According to experiments, the healing process after cutting with 450nm or 980nm laser is comparable to the mechanical injury healing process. And there is no evidence that the incidence of cell double-strand breaks increased after 450nm laser system surgery. Contrary to UV radiation, 450nm and 980nm laser radiation does not increase the risk of DNA damage.
The antimicrobial effect of laser is based on thermal and photochemical effects, such as known from aPDT (antibacterial photodynamic therapy). Basic medical research shows that blue light also has antimicrobial effects. Experiments have shown that under certain test conditions, using 450nm blue laser even at low output power (0.1 W) in non-contact mode with 320μm fiber tip, the antimicrobial effect is also demonstrated. And compared with infrared laser irradiation, the thermal influence on the irradiated area is very low.
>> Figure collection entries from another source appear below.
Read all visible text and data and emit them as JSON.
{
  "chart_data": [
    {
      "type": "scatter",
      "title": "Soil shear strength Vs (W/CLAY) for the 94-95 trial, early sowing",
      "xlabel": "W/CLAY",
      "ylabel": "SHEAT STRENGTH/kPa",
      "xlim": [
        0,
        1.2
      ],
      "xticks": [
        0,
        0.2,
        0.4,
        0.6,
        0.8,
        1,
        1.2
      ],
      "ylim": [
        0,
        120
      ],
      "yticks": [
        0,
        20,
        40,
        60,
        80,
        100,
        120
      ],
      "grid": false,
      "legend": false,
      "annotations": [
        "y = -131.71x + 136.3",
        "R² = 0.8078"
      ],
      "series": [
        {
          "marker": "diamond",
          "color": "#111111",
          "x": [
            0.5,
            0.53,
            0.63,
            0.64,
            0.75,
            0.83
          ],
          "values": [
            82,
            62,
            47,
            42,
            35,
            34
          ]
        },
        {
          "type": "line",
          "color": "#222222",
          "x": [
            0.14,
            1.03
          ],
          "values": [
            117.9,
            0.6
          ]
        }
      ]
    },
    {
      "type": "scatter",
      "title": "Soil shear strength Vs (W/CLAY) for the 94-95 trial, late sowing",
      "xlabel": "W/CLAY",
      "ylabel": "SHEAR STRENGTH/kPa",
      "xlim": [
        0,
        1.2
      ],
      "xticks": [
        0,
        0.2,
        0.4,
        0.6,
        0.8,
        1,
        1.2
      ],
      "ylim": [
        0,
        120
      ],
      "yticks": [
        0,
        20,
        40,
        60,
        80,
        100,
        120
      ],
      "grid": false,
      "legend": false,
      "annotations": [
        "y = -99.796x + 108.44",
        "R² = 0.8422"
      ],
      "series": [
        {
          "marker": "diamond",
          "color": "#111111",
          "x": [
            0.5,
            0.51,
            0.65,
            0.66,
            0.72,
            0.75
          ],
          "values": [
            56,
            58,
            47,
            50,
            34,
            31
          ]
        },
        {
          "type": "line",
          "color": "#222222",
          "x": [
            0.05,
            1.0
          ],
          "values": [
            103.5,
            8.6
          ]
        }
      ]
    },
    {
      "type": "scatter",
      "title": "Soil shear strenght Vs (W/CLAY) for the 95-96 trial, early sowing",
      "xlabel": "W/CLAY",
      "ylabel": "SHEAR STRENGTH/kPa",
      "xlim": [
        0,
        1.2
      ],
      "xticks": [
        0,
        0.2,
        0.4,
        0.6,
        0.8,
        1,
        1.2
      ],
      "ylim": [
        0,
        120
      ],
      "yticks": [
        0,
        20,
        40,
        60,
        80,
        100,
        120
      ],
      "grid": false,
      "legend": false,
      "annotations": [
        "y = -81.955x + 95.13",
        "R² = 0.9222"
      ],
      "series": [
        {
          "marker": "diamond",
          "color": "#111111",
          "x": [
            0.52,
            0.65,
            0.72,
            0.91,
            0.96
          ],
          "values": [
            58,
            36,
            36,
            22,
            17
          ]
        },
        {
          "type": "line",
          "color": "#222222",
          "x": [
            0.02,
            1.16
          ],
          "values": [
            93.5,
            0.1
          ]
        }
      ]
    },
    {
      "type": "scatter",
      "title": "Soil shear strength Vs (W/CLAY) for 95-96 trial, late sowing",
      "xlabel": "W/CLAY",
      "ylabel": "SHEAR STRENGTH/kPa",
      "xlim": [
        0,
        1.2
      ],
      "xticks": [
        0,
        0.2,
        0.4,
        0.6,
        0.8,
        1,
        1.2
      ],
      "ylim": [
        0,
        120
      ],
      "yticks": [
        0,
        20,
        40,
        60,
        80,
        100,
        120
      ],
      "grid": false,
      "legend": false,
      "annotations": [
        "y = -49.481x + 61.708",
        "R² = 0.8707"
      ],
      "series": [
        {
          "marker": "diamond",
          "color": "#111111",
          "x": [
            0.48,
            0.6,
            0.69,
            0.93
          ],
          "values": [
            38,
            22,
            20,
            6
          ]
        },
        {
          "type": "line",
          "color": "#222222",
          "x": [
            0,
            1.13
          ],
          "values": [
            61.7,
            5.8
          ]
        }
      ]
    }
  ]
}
Due to the strong absorption of blue laser in hemoglobin, 450nm laser has obvious coagulation effect. Even used with an output power of 0.1 W in continuous mode, Irradiation with a 320μm fiber tip at a distance of 10 mm from the tissue will cause a clearly visible coagulation effect very quickly. This hemostatic effect provides sustainable support for incision and excision, especially for patients with anticoagulation therapy.
450nm wavelength laser has been a popular product in recent years, and its excellent cutting effect allows dentists to obtain better treatment results by using dental diode lasers. It can be predicted that 450nm will become one of the indispensable wavelengths in the design of multi-wavelength dental diode lasers in the future.